Let $z\in\mathbb{C}$. I would like to know when the product
$$|\prod_{k=1}^n(1-z^k)|$$
tends to infinity?
My attempt : We have:
$$|\prod_{k=1}^n(1-z^k)|= \prod_{k=1}^n |1-z^k|$$
Since we have:
$$|1-z^k|\leq 1 +|z^k|= 1+|z|^k$$
we obtain that: \begin{equation} |\prod_{k=1}^n(1-z^k)|\leq 1+ \prod_{k=1}^n |z|^k \end{equation}
Let $|z|=R$. Then:
\begin{equation} |\prod_{k=1}^n(1-z^k)|\leq 1+ \prod_{k=1}^n R^k=1+R^{n(n+1)/2} \end{equation}
Case 1: If $R<1$ then the product is bounded and cannot be divergent. Case 2: If $R>1$ then the product is finite and I couldn't conclude when it diverges.

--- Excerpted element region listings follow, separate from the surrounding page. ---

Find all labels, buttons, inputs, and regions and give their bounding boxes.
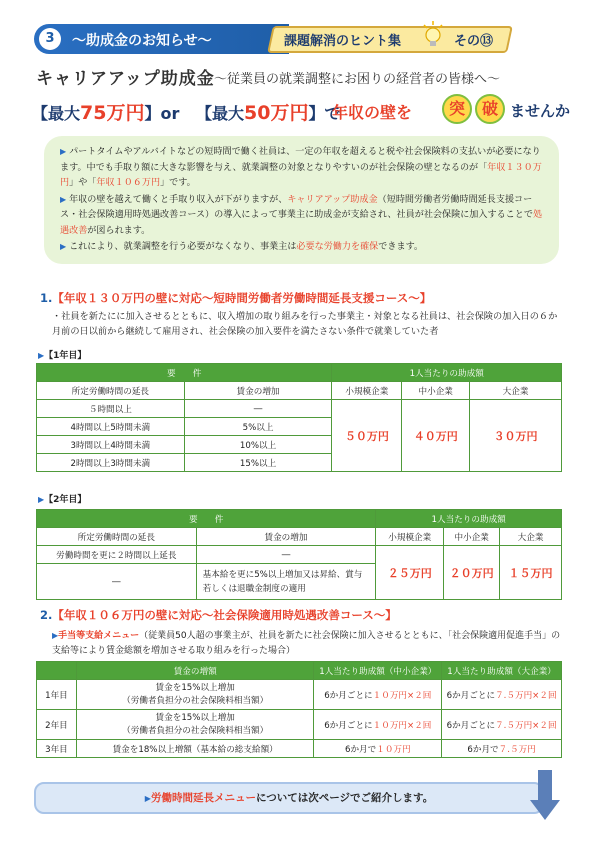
amount-small: ５０万円 (332, 400, 402, 472)
table-row: 1年目 賃金を15%以上増加 （労働者負担分の社会保険料相当額） 6か月ごとに１０万円×２回 6か月ごとに７.５万円×２回 (37, 680, 562, 710)
triangle-icon: ▶ (52, 631, 59, 640)
requirements-header: 要 件 (37, 510, 376, 528)
allowance-menu-label: 手当等支給メニュー (58, 631, 140, 641)
page-header (34, 24, 564, 54)
amount-header: 1人当たりの助成額 (332, 364, 562, 382)
amount-header: 1人当たりの助成額 (376, 510, 562, 528)
col-mid: 1人当たり助成額（中小企業） (314, 662, 442, 680)
catch-char-1: 突 (442, 94, 472, 124)
catch-amount-75: 75万円 (80, 102, 145, 124)
amount-large: ３０万円 (470, 400, 562, 472)
section1-description: ・社員を新たにに加入させるとともに、収入増加の取り組みを行った事業主・対象となる社員は、社会保険の加入日の６か月前の日以前から継続して雇用され、社会保険の加入要件を満たさない条件で就業していた者 (52, 311, 558, 337)
intro-paragraph-3: ▶ これにより、就業調整を行う必要がなくなり、事業主は必要な労働力を確保できます。 (60, 242, 424, 252)
social-insurance-table (36, 661, 562, 758)
catch-amount-50: 50万円 (244, 102, 309, 124)
triangle-icon: ▶ (60, 147, 67, 156)
intro-paragraph-1: ▶ パートタイムやアルバイトなどの短時間で働く社員は、一定の年収を超えると税や社会保険料の支払いが必要になります。中でも手取り額に大きな影響を与え、就業調整の対象となりやすいのが社会保険の壁となるのが「年収１３０万円」や「年収１０６万円」です。 (60, 147, 542, 188)
intro-box (44, 136, 559, 264)
table-row: 2年目 賃金を15%以上増加 （労働者負担分の社会保険料相当額） 6か月ごとに１０万円×２回 6か月ごとに７.５万円×２回 (37, 710, 562, 740)
amount-large: １５万円 (500, 546, 562, 600)
col-large: 大企業 (470, 382, 562, 400)
section2-description: ▶手当等支給メニュー（従業員50人超の事業主が、社員を新たに社会保険に加入させるとともに、「社会保険適用促進手当」の支給等により賃金総額を増加させる取り組みを行った場合） (52, 631, 561, 656)
col-mid: 中小企業 (444, 528, 500, 546)
table-row: ― 基本給を更に5%以上増加又は昇給、賞与若しくは退職金制度の適用 (37, 564, 562, 600)
extension-menu-label: 労働時間延長メニュー (150, 792, 256, 804)
section-number: 3 (39, 28, 61, 50)
hint-number: その⑬ (454, 34, 494, 49)
section2-title: 2.【年収１０６万円の壁に対応～社会保険適用時処遇改善コース～】 (40, 608, 397, 622)
col-wage: 賃金の増加 (184, 382, 332, 400)
year1-label: ▶【1年目】 (38, 351, 87, 361)
hint-title: 課題解消のヒント集 (284, 34, 402, 49)
next-page-arrow-icon (530, 770, 560, 820)
col-small: 小規模企業 (376, 528, 444, 546)
catch-char-2: 破 (475, 94, 505, 124)
intro-paragraph-2: ▶ 年収の壁を越えて働くと手取り収入が下がりますが、キャリアアップ助成金（短時間労働者労働時間延長支援コース・社会保険適用時処遇改善コース）の導入によって事業主に助成金が支給され、社員が社会保険に加入することで処遇改善が図られます。 (60, 194, 543, 236)
col-hours: 所定労働時間の延長 (37, 382, 185, 400)
col-wage: 賃金の増加 (196, 528, 376, 546)
catch-wall: 年収の壁を (332, 103, 413, 122)
col-wage: 賃金の増額 (76, 662, 314, 680)
catch-part2: 【最大50万円】で (196, 102, 341, 124)
triangle-icon: ▶ (60, 242, 67, 251)
triangle-icon: ▶ (38, 351, 45, 360)
lightbulb-icon (422, 20, 444, 52)
table-row: 4時間以上5時間未満 5%以上 (37, 418, 562, 436)
header-title: ～助成金のお知らせ～ (72, 33, 212, 49)
col-large: 1人当たり助成額（大企業） (442, 662, 562, 680)
table-row: ５時間以上 ― ５０万円 ４０万円 ３０万円 (37, 400, 562, 418)
catch-copy (32, 94, 572, 124)
col-small: 小規模企業 (332, 382, 402, 400)
amount-mid: ４０万円 (402, 400, 470, 472)
year2-label: ▶【2年目】 (38, 495, 87, 505)
footer-note: ▶労働時間延長メニューについては次ページでご紹介します。 (34, 782, 544, 814)
col-mid: 中小企業 (402, 382, 470, 400)
col-hours: 所定労働時間の延長 (37, 528, 197, 546)
catch-part1: 【最大75万円】or (32, 102, 180, 124)
triangle-icon: ▶ (144, 794, 151, 803)
page-subtitle: ～従業員の就業調整にお困りの経営者の皆様へ～ (214, 72, 501, 87)
amount-small: ２５万円 (376, 546, 444, 600)
table-row: 3年目 賃金を18%以上増額（基本給の総支給額） 6か月で１０万円 6か月で７.５万円 (37, 740, 562, 758)
page-title: キャリアアップ助成金 (36, 69, 215, 89)
table-row: 2時間以上3時間未満 15%以上 (37, 454, 562, 472)
year1-table (36, 363, 562, 472)
col-large: 大企業 (500, 528, 562, 546)
requirements-header: 要 件 (37, 364, 332, 382)
triangle-icon: ▶ (38, 495, 45, 504)
amount-mid: ２０万円 (444, 546, 500, 600)
table-row: 3時間以上4時間未満 10%以上 (37, 436, 562, 454)
year2-table (36, 509, 562, 600)
table-row: 労働時間を更に２時間以上延長 ― ２５万円 ２０万円 １５万円 (37, 546, 562, 564)
catch-end: ませんか (510, 102, 571, 120)
section1-title: 1.【年収１３０万円の壁に対応～短時間労働者労働時間延長支援コース～】 (40, 291, 432, 305)
triangle-icon: ▶ (60, 194, 67, 204)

Is that correct? My main question is to find when this product tends to infinity, even if we can consider a sequence of $z_{n_k}$ such that the product diverges
Many thank's for helping me.
If $|z| >2$ then $|\prod_{k=1}^{n} (1-z^{k})|>(|z|-1)^{n} \to \infty$.
A stronger result: if $|z| >1$ choose $m$ such that $|z^{m} |>2$. Then $|\prod_{k=m}^{n} (1-z^{k})|> (|z|^{m} -1)^{n-m+1} \to \infty$. Hence $|z| >1$ is good enough.